Она мысленно перебрала своих подруг и убедилась, что ни одна их них не пережила того, что довелось изведать ей. Максимум что у них было — это пьяное траханье со своими мужьями на берегу речки Тихой, у костра, под звон расстроенной гитары. Они — мужья то есть — называли это: «Дать выхлоп!» И жены повторяли эту глупую фразу, вспоминая, кто как скакал, кто что делал, кто первым разделся, да кто когда упал и больше не поднялся — уснул. Между —собой жены называли это «оргиями». «Оргии!» Глупое слово, усвоенное из школьной программы по истории. Древний Рим. Плебеи, патриции, Клеопатра и все такое. Разве это — оргии? Каждая пыхтит со своим супружником в сторонке, метрах в двадцати от остальных, голая спина чувствует каждый камешек, каждую травинку, копчик бьется об холодную твердую землю, а он — мой зверь! мой ненасытный зверь! — никак не может кончить, потому что напился в рубли и если и напоминает кого-нибудь из представителей животного мира, так это жирную потную свинью. Вся эта гоп-компания «давала выхлоп» не реже трех раз за лето, но им ни разу не пришло в голову поменяться партнерами. А может, и пришло, но они вовремя поняли, что от этого ничего не изменится: все пьяные бабы одинаково красивы, все пьяные мужики одинаково бессильны. Пусть лучше запретный плод щекочет воображение, оставаясь висеть на ветке, по крайней мере, никто не будет разочарован, узнав, что он, оказывается, совсем невкусный, да к тому же и с тухлецой.

Оргии! Девочки, что вы в этом понимаете? Если бы я вам могла рассказать, вы бы умерли от зависти! Истекли бы слюнями и еще кое-чем! Но… рассказывать об этом нельзя. Никогда. И никому.

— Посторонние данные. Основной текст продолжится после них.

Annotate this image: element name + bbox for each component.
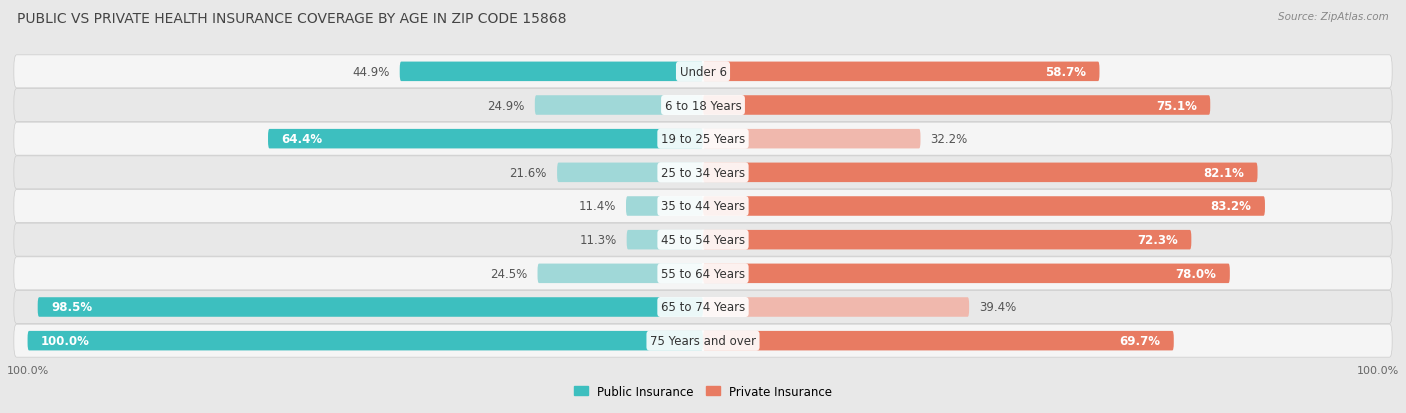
FancyBboxPatch shape	[269, 130, 703, 149]
Text: 98.5%: 98.5%	[51, 301, 93, 314]
Text: 78.0%: 78.0%	[1175, 267, 1216, 280]
FancyBboxPatch shape	[399, 62, 703, 82]
FancyBboxPatch shape	[703, 130, 921, 149]
Text: 82.1%: 82.1%	[1204, 166, 1244, 179]
Text: 21.6%: 21.6%	[509, 166, 547, 179]
Text: 11.4%: 11.4%	[578, 200, 616, 213]
Text: 44.9%: 44.9%	[353, 66, 389, 78]
FancyBboxPatch shape	[14, 257, 1392, 290]
FancyBboxPatch shape	[28, 331, 703, 351]
Text: 64.4%: 64.4%	[281, 133, 322, 146]
Text: 35 to 44 Years: 35 to 44 Years	[661, 200, 745, 213]
Text: 39.4%: 39.4%	[979, 301, 1017, 314]
FancyBboxPatch shape	[703, 331, 1174, 351]
Text: 58.7%: 58.7%	[1045, 66, 1085, 78]
Text: 32.2%: 32.2%	[931, 133, 967, 146]
FancyBboxPatch shape	[14, 324, 1392, 357]
Text: 75.1%: 75.1%	[1156, 99, 1197, 112]
Text: PUBLIC VS PRIVATE HEALTH INSURANCE COVERAGE BY AGE IN ZIP CODE 15868: PUBLIC VS PRIVATE HEALTH INSURANCE COVER…	[17, 12, 567, 26]
FancyBboxPatch shape	[703, 62, 1099, 82]
Text: 6 to 18 Years: 6 to 18 Years	[665, 99, 741, 112]
FancyBboxPatch shape	[14, 56, 1392, 89]
FancyBboxPatch shape	[14, 123, 1392, 156]
Text: 100.0%: 100.0%	[41, 335, 90, 347]
Text: 24.5%: 24.5%	[491, 267, 527, 280]
FancyBboxPatch shape	[14, 291, 1392, 324]
FancyBboxPatch shape	[703, 297, 969, 317]
Text: 11.3%: 11.3%	[579, 234, 617, 247]
Text: 69.7%: 69.7%	[1119, 335, 1160, 347]
Text: 72.3%: 72.3%	[1137, 234, 1178, 247]
Text: Source: ZipAtlas.com: Source: ZipAtlas.com	[1278, 12, 1389, 22]
FancyBboxPatch shape	[626, 197, 703, 216]
FancyBboxPatch shape	[537, 264, 703, 283]
FancyBboxPatch shape	[38, 297, 703, 317]
FancyBboxPatch shape	[703, 163, 1257, 183]
Legend: Public Insurance, Private Insurance: Public Insurance, Private Insurance	[569, 380, 837, 402]
Text: 25 to 34 Years: 25 to 34 Years	[661, 166, 745, 179]
Text: 83.2%: 83.2%	[1211, 200, 1251, 213]
FancyBboxPatch shape	[557, 163, 703, 183]
Text: 65 to 74 Years: 65 to 74 Years	[661, 301, 745, 314]
FancyBboxPatch shape	[703, 264, 1230, 283]
Text: 55 to 64 Years: 55 to 64 Years	[661, 267, 745, 280]
FancyBboxPatch shape	[14, 89, 1392, 122]
FancyBboxPatch shape	[14, 190, 1392, 223]
FancyBboxPatch shape	[703, 230, 1191, 250]
FancyBboxPatch shape	[14, 157, 1392, 190]
FancyBboxPatch shape	[703, 197, 1265, 216]
Text: 19 to 25 Years: 19 to 25 Years	[661, 133, 745, 146]
FancyBboxPatch shape	[627, 230, 703, 250]
FancyBboxPatch shape	[703, 96, 1211, 116]
Text: 45 to 54 Years: 45 to 54 Years	[661, 234, 745, 247]
Text: 75 Years and over: 75 Years and over	[650, 335, 756, 347]
FancyBboxPatch shape	[14, 223, 1392, 256]
FancyBboxPatch shape	[534, 96, 703, 116]
Text: Under 6: Under 6	[679, 66, 727, 78]
Text: 24.9%: 24.9%	[488, 99, 524, 112]
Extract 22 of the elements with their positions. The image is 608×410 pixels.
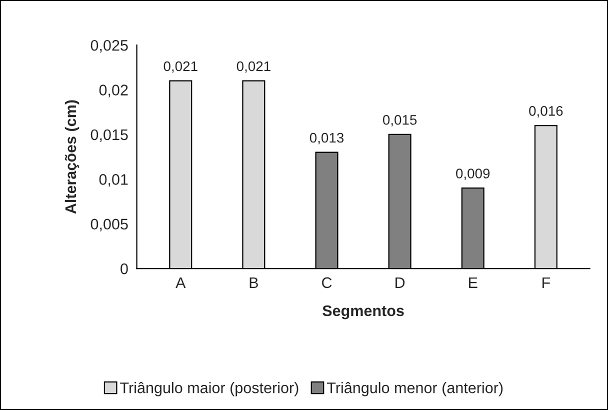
y-axis-title: Alterações (cm) <box>64 100 80 214</box>
data-label: 0,009 <box>456 168 490 180</box>
data-label: 0,021 <box>236 61 270 73</box>
y-tick-label: 0,01 <box>99 174 128 187</box>
x-tick-label: A <box>176 277 186 288</box>
x-tick-label: F <box>542 277 550 288</box>
data-label: 0,015 <box>382 114 417 126</box>
data-label: 0,013 <box>310 132 344 144</box>
y-tick-label: 0,025 <box>90 40 128 53</box>
y-tick-label: 0,02 <box>99 84 128 98</box>
x-tick-label: D <box>396 277 405 288</box>
x-axis-title: Segmentos <box>322 305 404 320</box>
legend-label: Triângulo menor (anterior) <box>327 382 503 396</box>
data-label: 0,021 <box>164 61 198 73</box>
x-tick-label: C <box>322 277 332 288</box>
y-tick-label: 0,015 <box>90 129 128 142</box>
x-tick-label: E <box>469 277 478 288</box>
y-tick-label: 0,005 <box>90 218 128 232</box>
x-tick-label: B <box>250 277 258 288</box>
data-label: 0,016 <box>529 106 563 118</box>
y-tick-label: 0 <box>120 263 128 274</box>
legend-label: Triângulo maior (posterior) <box>120 382 298 396</box>
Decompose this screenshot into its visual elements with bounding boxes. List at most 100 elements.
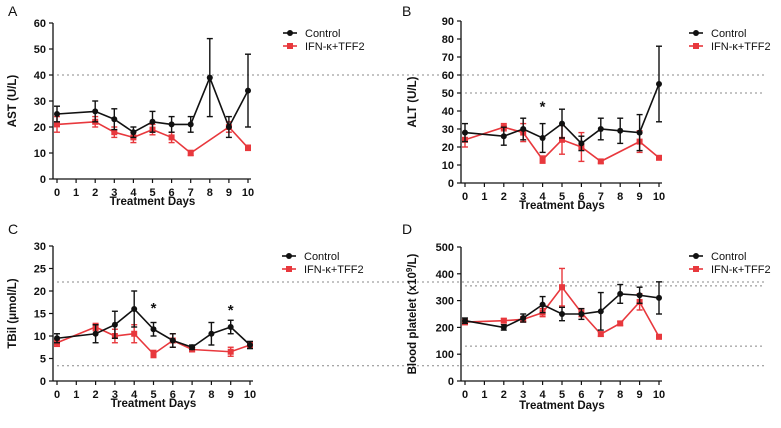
data-point [656,154,662,161]
y-tick-label: 40 [34,70,46,82]
data-point [636,292,643,299]
x-tick-label: 2 [93,389,99,401]
series-line-control [464,83,660,145]
x-tick-label: 10 [653,389,665,401]
x-tick-label: 4 [130,187,137,199]
data-point [187,150,194,156]
x-tick-label: 9 [637,389,643,401]
data-point [520,126,527,132]
x-tick-label: 10 [242,187,254,199]
y-tick-label: 20 [34,286,46,298]
y-tick-label: 300 [436,296,454,308]
panel-letter: D [402,221,412,237]
data-point [92,108,99,115]
data-point [206,74,213,81]
y-tick-label: 0 [40,376,46,388]
x-tick-label: 7 [598,191,604,203]
data-point [462,317,468,324]
series-treated [462,267,662,340]
panel-letter: B [402,3,411,19]
y-tick-label: 10 [442,160,454,172]
x-axis-title: Treatment Days [111,398,197,410]
panel-letter: A [8,3,18,19]
data-point [131,330,138,337]
x-tick-label: 3 [112,389,118,401]
x-tick-label: 5 [149,187,155,199]
data-point [187,121,194,128]
x-tick-label: 7 [188,187,194,199]
y-tick-label: 400 [436,269,454,281]
data-point [54,121,60,128]
data-point [617,320,624,327]
x-tick-label: 0 [462,389,468,401]
series-line-treated [464,285,660,338]
y-tick-label: 20 [442,142,454,154]
x-tick-label: 3 [111,187,117,199]
data-point [150,326,157,333]
data-point [559,284,565,291]
x-tick-label: 8 [617,389,623,401]
data-point [636,129,643,136]
x-tick-label: 3 [520,191,526,203]
data-point [225,124,232,130]
x-tick-label: 5 [559,191,565,203]
data-point [597,331,604,338]
x-tick-label: 8 [208,389,214,401]
y-tick-label: 15 [34,309,46,321]
data-point [500,324,507,331]
data-point [150,351,157,357]
y-tick-label: 70 [442,52,454,64]
y-axis-title-end: /L) [407,253,419,267]
legend-label-treated: IFN-κ+TFF2 [711,41,771,53]
x-tick-label: 1 [481,191,487,203]
y-tick-label: 60 [34,18,46,30]
y-tick-label: 90 [442,16,454,28]
series-control [54,290,253,351]
x-tick-label: 5 [150,389,156,401]
legend-marker-control [693,30,699,36]
y-axis-title-main: Blood platelet (x10 [407,272,419,374]
x-tick-label: 8 [207,187,213,199]
series-line-control [56,307,251,349]
data-point [559,120,565,127]
x-tick-label: 1 [73,389,79,401]
y-axis-title: AST (U/L) [7,75,19,128]
x-tick-label: 9 [226,187,232,199]
data-point [168,134,175,141]
data-point [111,321,118,328]
significance-star: * [151,300,157,317]
y-axis-title: TBil (μmol/L) [7,278,19,348]
series-line-control [56,75,249,134]
x-tick-label: 2 [92,187,98,199]
legend-label-control: Control [304,251,339,263]
data-point [656,294,662,301]
data-point [54,111,60,117]
x-tick-label: 1 [73,187,79,199]
y-tick-label: 30 [34,96,46,108]
legend-marker-control [287,30,293,36]
y-tick-label: 10 [34,331,46,343]
data-point [597,308,604,315]
x-tick-label: 1 [481,389,487,401]
data-point [578,140,585,147]
data-point [578,311,585,317]
legend-label-control: Control [711,28,746,40]
series-line-control [464,293,660,329]
legend-label-control: Control [711,251,746,263]
legend-marker-control [286,253,292,259]
y-tick-label: 40 [442,106,454,118]
x-tick-label: 0 [54,187,60,199]
x-axis-title: Treatment Days [110,196,196,208]
legend-label-treated: IFN-κ+TFF2 [305,41,365,53]
data-point [597,158,604,165]
data-point [130,129,137,136]
data-point [539,301,546,308]
legend-label-control: Control [305,28,340,40]
x-tick-label: 4 [131,389,138,401]
data-point [208,330,215,337]
x-tick-label: 4 [540,389,547,401]
x-tick-label: 10 [244,389,256,401]
data-point [559,311,565,317]
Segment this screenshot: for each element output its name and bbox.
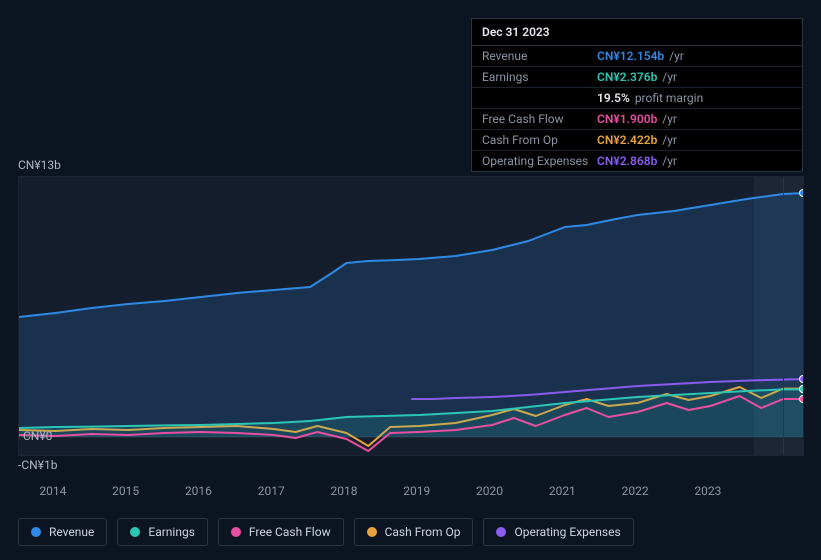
x-tick: 2019 — [403, 484, 430, 498]
tooltip-value: CN¥12.154b /yr — [597, 49, 684, 63]
chart-area: CN¥13b CN¥0 -CN¥1b — [18, 158, 804, 472]
tooltip-label — [482, 91, 597, 105]
legend-item[interactable]: Operating Expenses — [483, 518, 633, 546]
legend-swatch — [31, 527, 41, 537]
legend-item[interactable]: Cash From Op — [354, 518, 474, 546]
legend-swatch — [231, 527, 241, 537]
x-tick: 2022 — [622, 484, 649, 498]
legend-item[interactable]: Free Cash Flow — [218, 518, 344, 546]
legend-swatch — [367, 527, 377, 537]
y-axis-top-label: CN¥13b — [18, 158, 804, 172]
x-tick: 2016 — [185, 484, 212, 498]
line-chart[interactable]: CN¥0 — [18, 176, 804, 456]
legend-item[interactable]: Revenue — [18, 518, 107, 546]
tooltip-row: 19.5% profit margin — [472, 88, 802, 109]
series-endcap — [799, 395, 804, 403]
tooltip-label: Free Cash Flow — [482, 112, 597, 126]
tooltip-date: Dec 31 2023 — [472, 19, 802, 46]
legend-label: Revenue — [49, 525, 94, 539]
series-endcap — [799, 189, 804, 197]
tooltip-value: CN¥1.900b /yr — [597, 112, 677, 126]
x-tick: 2014 — [39, 484, 66, 498]
legend-label: Operating Expenses — [514, 525, 620, 539]
x-tick: 2023 — [694, 484, 721, 498]
legend-swatch — [130, 527, 140, 537]
legend-swatch — [496, 527, 506, 537]
series-endcap — [799, 375, 804, 383]
x-tick: 2020 — [476, 484, 503, 498]
tooltip-value: CN¥2.376b /yr — [597, 70, 677, 84]
tooltip-row: Free Cash FlowCN¥1.900b /yr — [472, 109, 802, 130]
tooltip-label: Revenue — [482, 49, 597, 63]
x-tick: 2017 — [258, 484, 285, 498]
cursor-line — [783, 177, 784, 455]
tooltip-row: EarningsCN¥2.376b /yr — [472, 67, 802, 88]
legend-label: Cash From Op — [385, 525, 461, 539]
legend-label: Earnings — [148, 525, 195, 539]
x-tick: 2021 — [549, 484, 576, 498]
data-tooltip: Dec 31 2023 RevenueCN¥12.154b /yrEarning… — [471, 18, 803, 172]
series-endcap — [799, 385, 804, 393]
legend-label: Free Cash Flow — [249, 525, 331, 539]
legend-item[interactable]: Earnings — [117, 518, 208, 546]
tooltip-label: Earnings — [482, 70, 597, 84]
x-tick: 2015 — [112, 484, 139, 498]
tooltip-value: 19.5% profit margin — [597, 91, 703, 105]
chart-legend: Revenue Earnings Free Cash Flow Cash From O… — [18, 518, 634, 546]
tooltip-row: Cash From OpCN¥2.422b /yr — [472, 130, 802, 151]
tooltip-label: Cash From Op — [482, 133, 597, 147]
x-tick: 2018 — [331, 484, 358, 498]
tooltip-row: RevenueCN¥12.154b /yr — [472, 46, 802, 67]
tooltip-value: CN¥2.422b /yr — [597, 133, 677, 147]
y-axis-neg-label: -CN¥1b — [18, 458, 804, 472]
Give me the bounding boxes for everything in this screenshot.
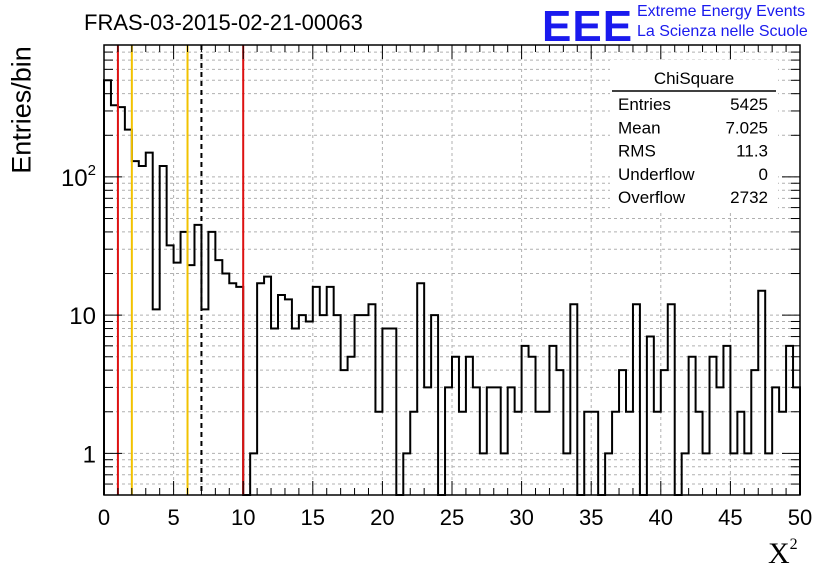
org-name-line2: La Scienza nelle Scuole — [637, 23, 808, 40]
grid — [104, 45, 800, 495]
stats-row-label: RMS — [618, 142, 656, 161]
stats-row-label: Mean — [618, 118, 661, 137]
x-axis-label-base: X — [768, 537, 790, 570]
org-name-line1: Extreme Energy Events — [637, 3, 806, 20]
stats-row-value: 2732 — [730, 188, 768, 207]
x-tick-label: 50 — [788, 505, 812, 530]
x-tick-label: 40 — [649, 505, 673, 530]
x-tick-label: 5 — [167, 505, 179, 530]
axis-ticks — [103, 45, 801, 495]
x-axis-label: X2 — [768, 536, 798, 571]
stats-row-value: 7.025 — [725, 118, 768, 137]
stats-row-label: Overflow — [618, 188, 686, 207]
chart-title: FRAS-03-2015-02-21-00063 — [84, 10, 363, 35]
y-tick-label: 102 — [61, 162, 96, 192]
x-tick-label: 15 — [301, 505, 325, 530]
eee-logo: EEE — [542, 2, 634, 51]
y-tick-label: 1 — [83, 441, 96, 468]
x-axis-label-sup: 2 — [789, 536, 798, 553]
x-tick-label: 35 — [579, 505, 603, 530]
x-tick-label: 45 — [718, 505, 742, 530]
stats-row-label: Entries — [618, 95, 671, 114]
x-tick-label: 20 — [370, 505, 394, 530]
stats-box: ChiSquare Entries 5425 Mean 7.025 RMS 11.3 Unde… — [610, 60, 778, 210]
stats-box-title: ChiSquare — [654, 69, 734, 88]
stats-row-value: 11.3 — [736, 142, 768, 161]
x-tick-label: 30 — [509, 505, 533, 530]
stats-row-value: 0 — [759, 165, 768, 184]
stats-box-bg — [610, 60, 778, 210]
stats-row-value: 5425 — [730, 95, 768, 114]
x-tick-label: 25 — [440, 505, 464, 530]
stats-row-label: Underflow — [618, 165, 695, 184]
y-tick-label: 10 — [69, 303, 96, 330]
x-tick-label: 10 — [231, 505, 255, 530]
histogram-outline — [103, 79, 801, 496]
x-tick-label: 0 — [98, 505, 110, 530]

Глаза Ирины заволокло пеленой. Внизу живота появилось знакомое жжение: пока еще совсем слабое, как предвестник надвигающегося пожара. В такие моменты она чувствовала себя собачкой Павлова, перед которой зажгли лампочку: слюна отделяется, стекает через фистулу в пробирку, из дырки на брюхе льется желудочный сок, разъедая нежную кожу вокруг искусственного соустья, хвост закручен в бодрое колечко, горячий влажный нос жадно впитывает запахи, пытаясь определить: ну, на этот-то раз меня будут наконец кормить? Или опять обманут?

Но ее, в отличие от несчастных собачек, слабое жжение внизу живота никогда не обманывало. Не зря же он тогда сказал: «Ты всегда будешь помнить обо мне. Ты не сможешь меня забыть. Это мой подарок…» Подарок! Конечно, это не дар. Но очень дорогой подарок. Еще никто и никогда не получал такого подарка.

Небось ее дурачок муж — мой сладенький, все ручки в мозолях! — потакая уязвленному мужскому самолюбию, рассказывает спьяну дружкам о свечках, морковках и огурцах.

Ты бы очень удивился, дорогой, узнав, что мне не нужны ни свечки, ни морковки, ни огурцы. И даже твой вялый корешок меня ничуть не интересует. Оторви его и выбрось— никто и не заметит!

Ирина отложила журнал с рецептом яблочного штруделя, который она так никогда и не испечет. Ей хотелось поскорее добраться до своей комнаты.

Она встала. Так резко, что табуретка упала, но Ирина не обратила на это внимания. Сейчас ничто — никакой посторонний звук, шум, запах или даже яркий свет — не могло ее отвлечь. Чувствуя, как горячее пламя разливается все ниже и ниже, скользит по ногам и лижет колени, она поспешила к лестнице.

В дверях кухни ей пришлось остановиться и схватиться за притолоку. Первый оргазм — еще не такой сильный, но все же гораздо сильнее, чем те, что она когда-то испытывала с мужем — пробил ее тело подобно мощному электрическому разряду. Хорошо, что он был коротким, а то бы она упала на пол и заработала очередной синяк: у всякой монеты есть орел и есть решка.

Ирина закрыла глаза и прикусила губу. Постояла несколько секунд, переводя дыхание.

Ох, сегодня что-то сильнее, чем обычно! Если первый такой, какие же будут остальные?

Она заставила себя оторваться от дверного косяка и сделать несколько неверных шагов по направлению к лестнице.

Горячее, густое, как мазут, пламя, бушевавшее внутри нее, немного улеглось. Ирина схватилась за перила и принялась подниматься по ступенькам.

На площадке между первым и вторым этажом она остановилась, ожидая нового натиска, но пламя было великодушным, оно словно выжидало чего-то. Оно уже посигналило ей: мол, не тяни, подруга! Ты знаешь, что надо делать, — и затаилось до срока.